After coming to US, I still remember our first tree. We got it on the cheap after Christmas. It was 5 foot tops and with maybe ten branches extending wide to fill up most of our living room: the stalk in the middle clearly visible through the thin branches. A really sad thing but it was ours and it reminded us of the home we left.  We decorated it and our family came together for the first New Year in a new country.
Over time, the cultrure of the country seeps in. America doesn’t celebrate the way Russia did. In US the holiday is not a family event. You celebrate with friends and it’s ok to bring in the new year at midnight and then go home. So I started to have my own celebration. Bringing in my friends to my house, having good music and food. We had some amazing New Year’s celebrations, an epic time every year. So this is why when I came to Israel, I realized that this holiday, that the whole world decided to celebrate, is a no holiday in Israel. Probably the only country in the world that doesn’t care for it. Even though there are over a million Soviet Jews here who celebrate, the country refuses to recognize it. It felt like in someways Israelis try to deny that they are part of the world, isolating themselves on something special, that could make them a part of the global community. This is why in Israel schools are open the next day and all businesses, there are no fireworks, no official celebrations.
BUT, unofficially, some still try. Because we are new and don’t know many Israelis who celebrate the holiday, we decided to have our own celebrations in my apartment in Florentine. South Tel Aviv area of  Florentine is secular and worldly. There are a lot of bars and there are regular graffiti tours of the area. So it is easy to find   new year’s trees on display in stores and restaurants here (they are not called Christmas trees) as well as happy new ear signs and decorations in English and Russian.
That’s one thing that I love about Israel. There is no commercialism. Every week all decorations change, they don’t have happy holidays, they have happy Hanukkah. Once Hanukkah is over, they have Merry Christmas signs up. Once Christmas is over, they have Happy new year decorations up. But it feels festive. There are no sales, no pushy decorations, it feels festive, not commercial exploitation.

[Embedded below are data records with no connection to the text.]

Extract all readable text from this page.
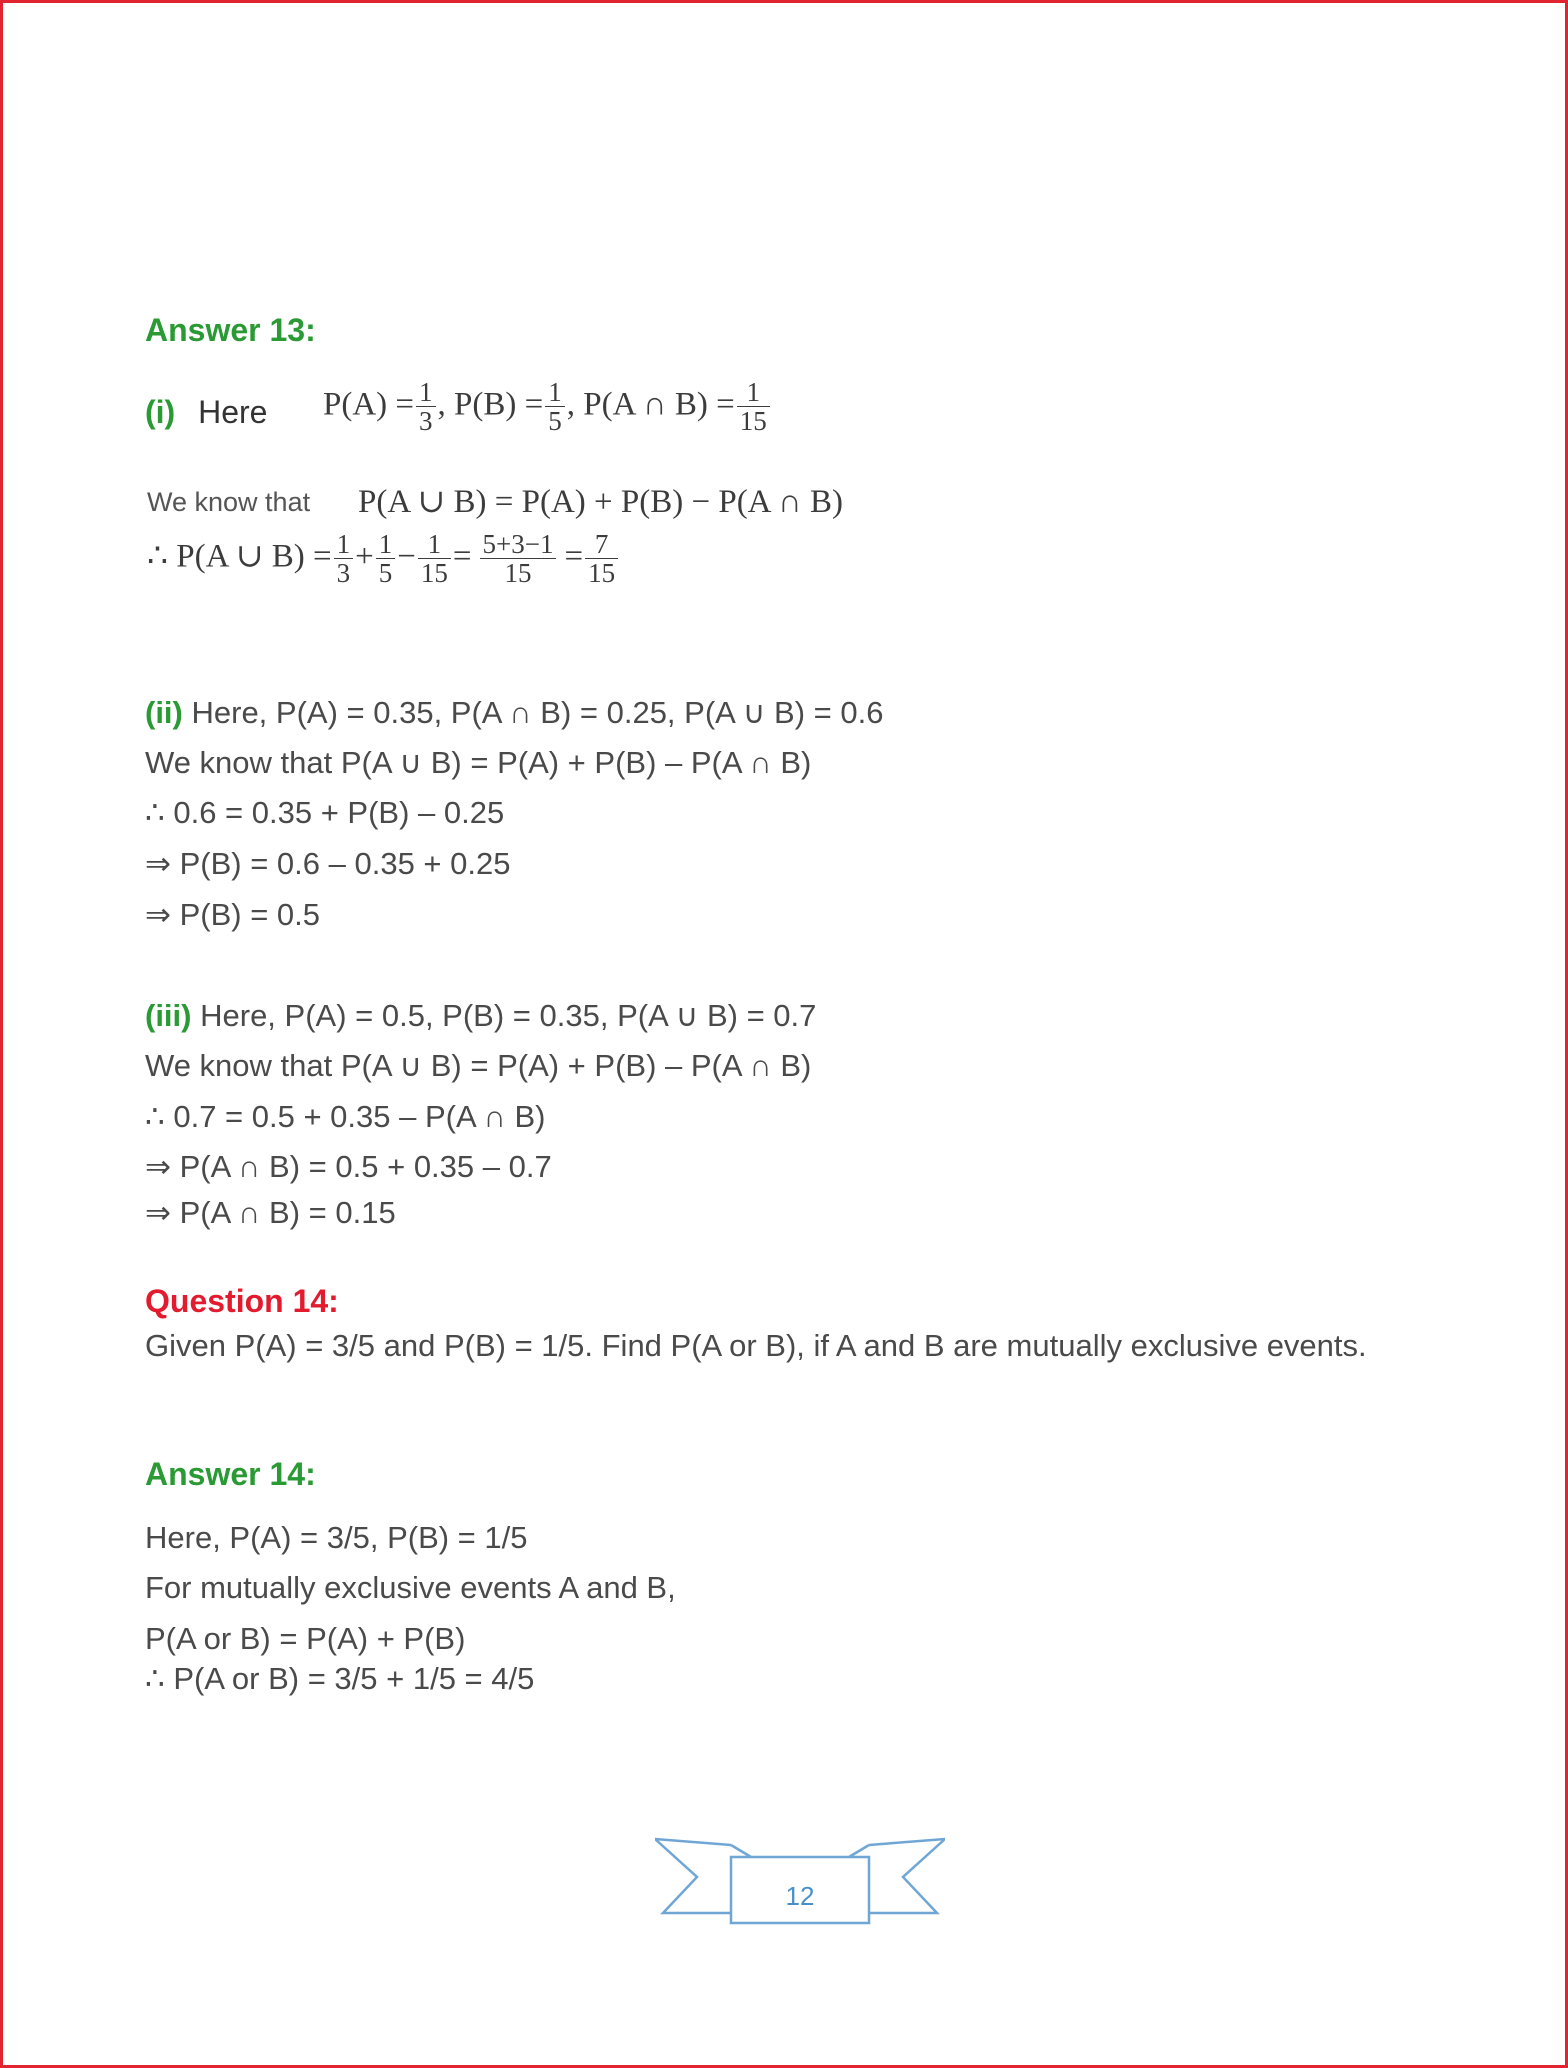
Answer 13:
(i) Here $P(A) = \frac{1}{3}$ , $P(B) = \frac{1}{5}$ , P(A ∩ $B) = \frac{1}{15}$
We know that P(A ∪ B) = P(A) + P(B) − P(A ∩ B)
∴ P(A ∪ $B) = \frac{1}{3} + \frac{1}{5} - \frac{1}{15} = \frac{5+3-1}{15} = \frac{7}{15}$
(ii) Here, P(A) = 0.35, P(A ∩ B) = 0.25, P(A ∪ B) = 0.6
We know that P(A ∪ B) = P(A) + P(B) – P(A ∩ B)
∴ 0.6 = 0.35 + P(B) – 0.25
⇒ P(B) = 0.6 – 0.35 + 0.25
⇒ P(B) = 0.5
(iii) Here, P(A) = 0.5, P(B) = 0.35, P(A ∪ B) = 0.7
We know that P(A ∪ B) = P(A) + P(B) – P(A ∩ B)
∴ 0.7 = 0.5 + 0.35 – P(A ∩ B)
⇒ P(A ∩ B) = 0.5 + 0.35 – 0.7
⇒ P(A ∩ B) = 0.15
Question 14:
Given P(A) = 3/5 and P(B) = 1/5. Find P(A or B), if A and B are mutually exclusive events.
Answer 14:
Here, P(A) = 3/5, P(B) = 1/5
For mutually exclusive events A and B,
P(A or B) = P(A) + P(B)
∴ P(A or B) = 3/5 + 1/5 = 4/5
12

As I took the bus home on December 31st and I saw shop  keepers getting their tips ready, putting up lights and decorations, I was starting feeling the spirit. The same spirit I used to feel in Ukraine as my family was getting ready for the company to come over, cooking all day and decorating and cleaning the house.
In a few hours, my American, Australian, Dutch and Israeli friends came over. We poured champagne, we ate, we had conversations and at 11:30, we went up to the rooftop to dance and bring in the year. It has been my favorite thing to do every year, to bring everyone outside, to meet the new year in the nature. It had been raining like crazy all day but by midnight it cleared up and we had a beautiful new years. There were no fireworks, but we had our poppers, our whistles and our funny hats. We yelled and cheered. We could see people in apartments around us who were sitting at home. It felt lonely. It actually made us a little lonely to see people at home alone as if it was just another night.
So we took off to find a place to dance. We lost some of our members as they had to head home to get ready for the work day. We walked the quiet streets of Florentine surrounded by the graffiti, permanent street decorations. However, when we got to Rothchild, it was packed with people. A corner bar on a street had the music blasting outside and maybe a dozen people were dancing on a corner. We joined the circle and danced until people cleared while a religious jew with a big knitted kippa and long peyyut handed out pamphlets and collected hugs.
We walked home and I passed out drunk, woke up with a hangover and sadly, had to go to work and school. Sitting on a bus for an hour while hung over was cruel, it was sad, but it was worth it.  I thought about how originally, this holiday, celebrated the bris of the worlds most famous jew and 2000 years since the end of Jewish homeland. Today though, as we are back, that’s not what we celebrate. We celebrate making it another year, together, the world alive, all of us alive, Israel is alive.